IMF economy warnings: Time to panic?
When the dramatic becomes wearisomely familiar, maybe it is time to panic.
With the IMF meeting in Washington we again have a parade of world leaders issuing dire warnings about the state of the economy. Again, they exhort their colleagues to take firm political action, to prevent what is already bad from getting worse.
Christine Lagarde, the new IMF boss, says this is a "dangerous phase" and while there is a path to recovery, it is narrower than three years ago.
She says the US must repair its broken finances and reduce debt, while balancing that with growth creation.
This feels like a critical moment. Not simply today, nor this week, but the next few months will be a test of political systems in Europe and the US.
The short-term problem is that just talking about all this makes it worse, as we've seen with the Federal Reserve's attempt to "twist".
Dr Fed decided that the patient was more seriously ill than we'd thought. So he came up with new stronger medicine.

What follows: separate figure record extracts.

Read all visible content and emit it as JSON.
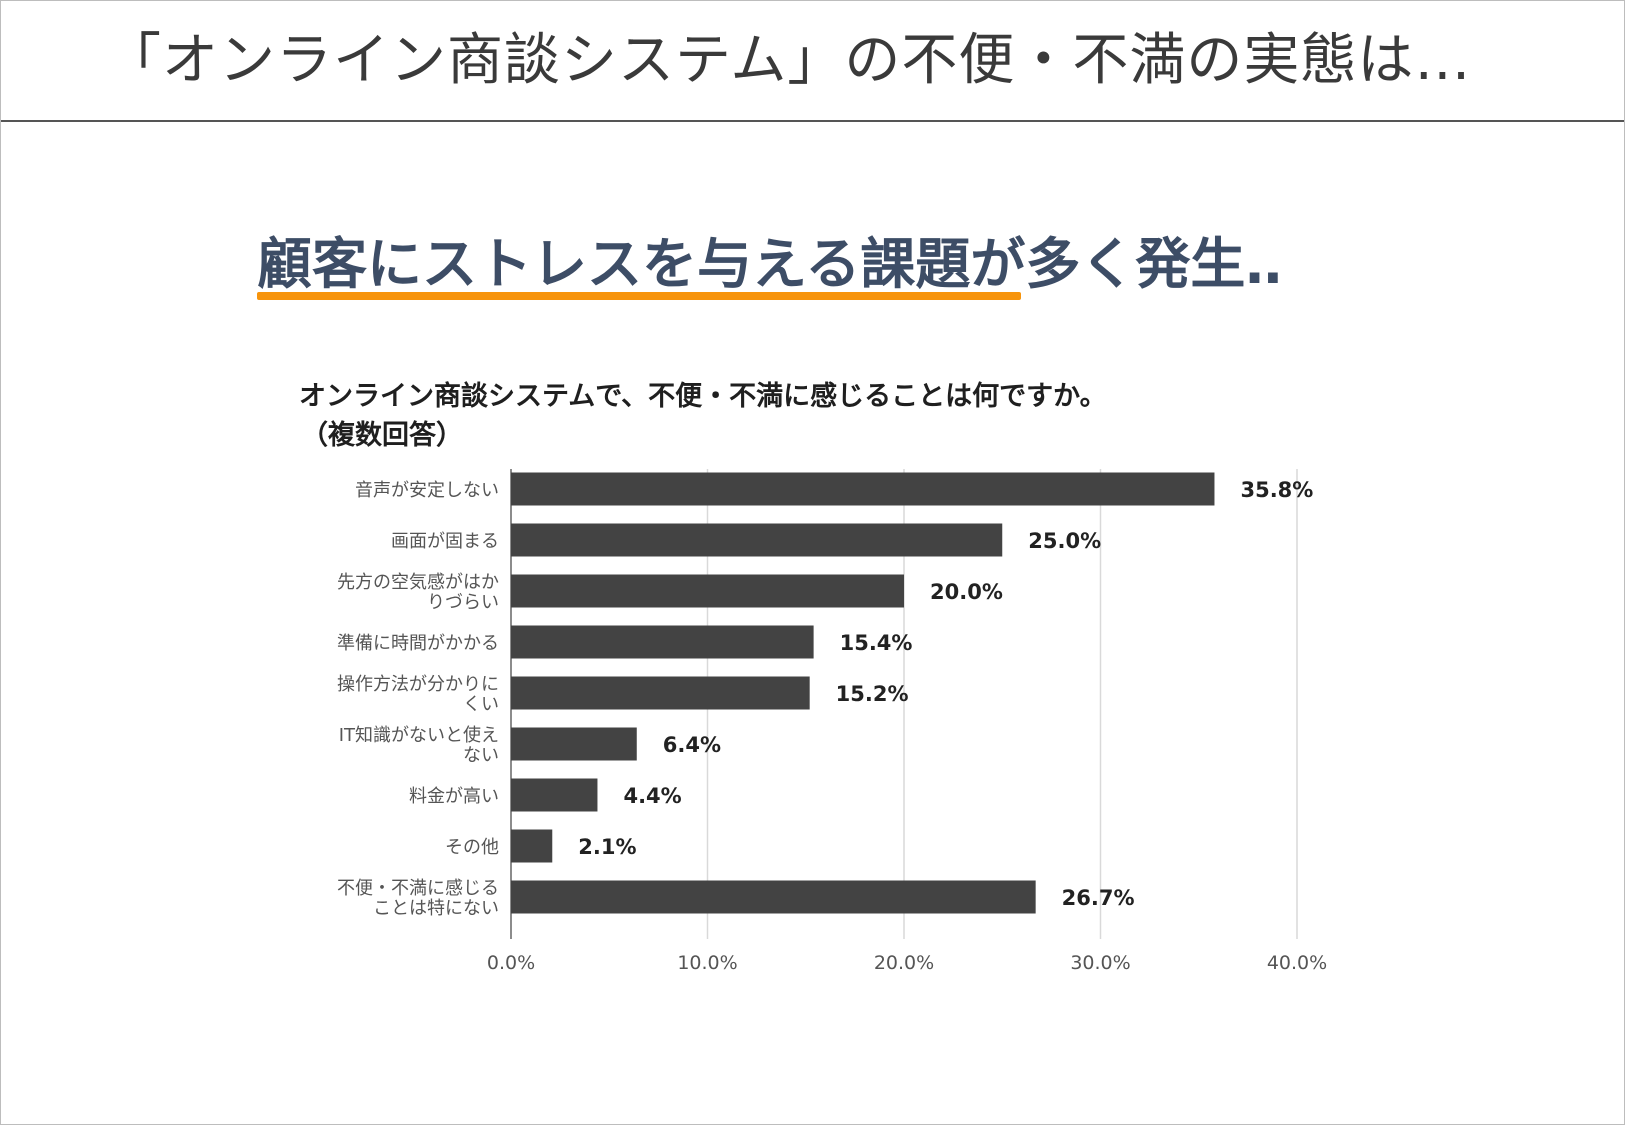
{
  "header": {
    "title": "「オンライン商談システム」の不便・不満の実態は…"
  },
  "headline": {
    "text": "顧客にストレスを与える課題が多く発生‥",
    "accent_color": "#f7940c",
    "text_color": "#3d4d66"
  },
  "chart_data": {
    "type": "bar",
    "orientation": "horizontal",
    "title": "オンライン商談システムで、不便・不満に感じることは何ですか。",
    "subtitle": "（複数回答）",
    "categories": [
      [
        "音声が安定しない"
      ],
      [
        "画面が固まる"
      ],
      [
        "先方の空気感がはか",
        "りづらい"
      ],
      [
        "準備に時間がかかる"
      ],
      [
        "操作方法が分かりに",
        "くい"
      ],
      [
        "IT知識がないと使え",
        "ない"
      ],
      [
        "料金が高い"
      ],
      [
        "その他"
      ],
      [
        "不便・不満に感じる",
        "ことは特にない"
      ]
    ],
    "values": [
      35.8,
      25.0,
      20.0,
      15.4,
      15.2,
      6.4,
      4.4,
      2.1,
      26.7
    ],
    "value_labels": [
      "35.8%",
      "25.0%",
      "20.0%",
      "15.4%",
      "15.2%",
      "6.4%",
      "4.4%",
      "2.1%",
      "26.7%"
    ],
    "xlim": [
      0,
      40
    ],
    "ticks": [
      0,
      10,
      20,
      30,
      40
    ],
    "tick_labels": [
      "0.0%",
      "10.0%",
      "20.0%",
      "30.0%",
      "40.0%"
    ],
    "grid": true,
    "bar_color": "#434343",
    "grid_color": "#d9d9d9"
  }
}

The problem is that the markets, like relatives around the sickbed, heard the diagnosis with alarm and discounted the new prescription.
No one seems to doubt that what is needed is firm political action.

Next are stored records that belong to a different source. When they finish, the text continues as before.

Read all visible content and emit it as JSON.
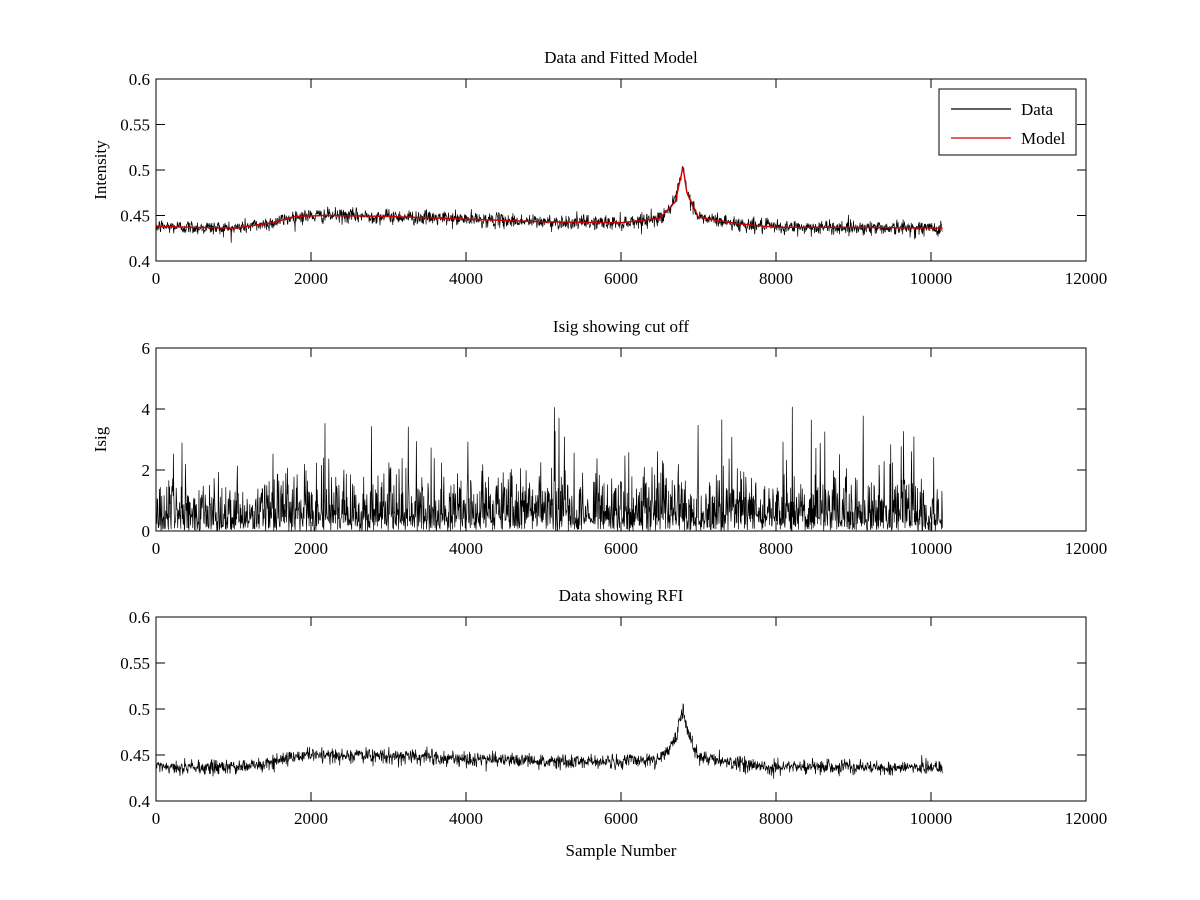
{
  "chart_data": [
    {
      "type": "line",
      "title": "Data and Fitted Model",
      "xlabel": "",
      "ylabel": "Intensity",
      "xlim": [
        0,
        12000
      ],
      "ylim": [
        0.4,
        0.6
      ],
      "xticks": [
        "0",
        "2000",
        "4000",
        "6000",
        "8000",
        "10000",
        "12000"
      ],
      "yticks": [
        "0.4",
        "0.45",
        "0.5",
        "0.55",
        "0.6"
      ],
      "legend_position": "top-right",
      "series": [
        {
          "name": "Data",
          "color": "#000000",
          "x_range": [
            0,
            10150
          ],
          "noise": 0.004,
          "profile": [
            [
              0,
              0.438
            ],
            [
              500,
              0.437
            ],
            [
              1000,
              0.436
            ],
            [
              1500,
              0.442
            ],
            [
              1800,
              0.449
            ],
            [
              2200,
              0.45
            ],
            [
              3000,
              0.449
            ],
            [
              4000,
              0.446
            ],
            [
              5000,
              0.443
            ],
            [
              6000,
              0.442
            ],
            [
              6500,
              0.447
            ],
            [
              6700,
              0.465
            ],
            [
              6800,
              0.503
            ],
            [
              6850,
              0.475
            ],
            [
              7000,
              0.448
            ],
            [
              7500,
              0.441
            ],
            [
              8000,
              0.437
            ],
            [
              9000,
              0.437
            ],
            [
              10150,
              0.436
            ]
          ]
        },
        {
          "name": "Model",
          "color": "#cc0000",
          "x_range": [
            0,
            10150
          ],
          "profile": [
            [
              0,
              0.438
            ],
            [
              500,
              0.437
            ],
            [
              1000,
              0.436
            ],
            [
              1500,
              0.442
            ],
            [
              1800,
              0.449
            ],
            [
              2200,
              0.45
            ],
            [
              3000,
              0.449
            ],
            [
              4000,
              0.446
            ],
            [
              5000,
              0.443
            ],
            [
              6000,
              0.442
            ],
            [
              6500,
              0.447
            ],
            [
              6700,
              0.465
            ],
            [
              6800,
              0.503
            ],
            [
              6850,
              0.475
            ],
            [
              7000,
              0.448
            ],
            [
              7500,
              0.441
            ],
            [
              8000,
              0.437
            ],
            [
              9000,
              0.437
            ],
            [
              10150,
              0.436
            ]
          ]
        }
      ]
    },
    {
      "type": "line",
      "title": "Isig showing cut off",
      "xlabel": "",
      "ylabel": "Isig",
      "xlim": [
        0,
        12000
      ],
      "ylim": [
        0,
        6
      ],
      "xticks": [
        "0",
        "2000",
        "4000",
        "6000",
        "8000",
        "10000",
        "12000"
      ],
      "yticks": [
        "0",
        "2",
        "4",
        "6"
      ],
      "series": [
        {
          "color": "#000000",
          "x_range": [
            0,
            10150
          ],
          "distribution": "abs-normal",
          "typical_max": 2.5,
          "peak_max": 4.2
        }
      ]
    },
    {
      "type": "line",
      "title": "Data showing RFI",
      "xlabel": "Sample Number",
      "ylabel": "",
      "xlim": [
        0,
        12000
      ],
      "ylim": [
        0.4,
        0.6
      ],
      "xticks": [
        "0",
        "2000",
        "4000",
        "6000",
        "8000",
        "10000",
        "12000"
      ],
      "yticks": [
        "0.4",
        "0.45",
        "0.5",
        "0.55",
        "0.6"
      ],
      "series": [
        {
          "color": "#000000",
          "x_range": [
            0,
            10150
          ],
          "noise": 0.004,
          "profile": [
            [
              0,
              0.438
            ],
            [
              500,
              0.437
            ],
            [
              1000,
              0.436
            ],
            [
              1500,
              0.442
            ],
            [
              1800,
              0.449
            ],
            [
              2200,
              0.45
            ],
            [
              3000,
              0.449
            ],
            [
              4000,
              0.446
            ],
            [
              5000,
              0.443
            ],
            [
              6000,
              0.442
            ],
            [
              6500,
              0.447
            ],
            [
              6700,
              0.465
            ],
            [
              6800,
              0.503
            ],
            [
              6850,
              0.475
            ],
            [
              7000,
              0.448
            ],
            [
              7500,
              0.441
            ],
            [
              8000,
              0.437
            ],
            [
              9000,
              0.437
            ],
            [
              10150,
              0.436
            ]
          ]
        }
      ]
    }
  ]
}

"The two other clouds still over us are the European crisis and the deep concern that you can see across the world and around the country about whether the political system in the United States is up to the challenges we face," warned US Treasury Secretary Tim Geithner.
But there is something false about the picture being painted of weak leaders who can't quite summon up the energy to do something.
The problem isn't really the lack of political will, it is the lack of political agreement.
In America, President Obama believes he knows what to do. He has a plan to promote growth, but its mixture of stimulus spending and increased taxation is anathema to the Republican-controlled House of Representatives.
The Republicans also know what to do. They would slash spending and taxation, but they wouldn't stand a chance getting it past the president or the Senate.
Some members of the special panel on how to reduce the US debt have already said they won't accept any tax rises. Others say there can be no agreement without them.
In Europe, the problem isn't between political parties but countries, or indeed voters, who don't share their leaders' enthusiasm for cross-border solidarity.
In particular, Germany, no longer in thrall to a horrified fascination with its own past, isn't willing to dig deeper into its pockets to endlessly fund the European project.
Germans are still reeling from the huge cost of reuniting their own country, and know all about the burden of supporting a failed economy.
The US and the EU have very different histories. For a start, one is a country, the other is not.
But both have political systems that were deliberately designed to move at the pace of the slowest participant. You could say they were crafted to prevent bold radical, actions unless everyone is signed up to it.
It means that political will has to be aimed at getting agreement, which only comes at a great price.
The uncomfortable fact is that while economics is global, politics is local.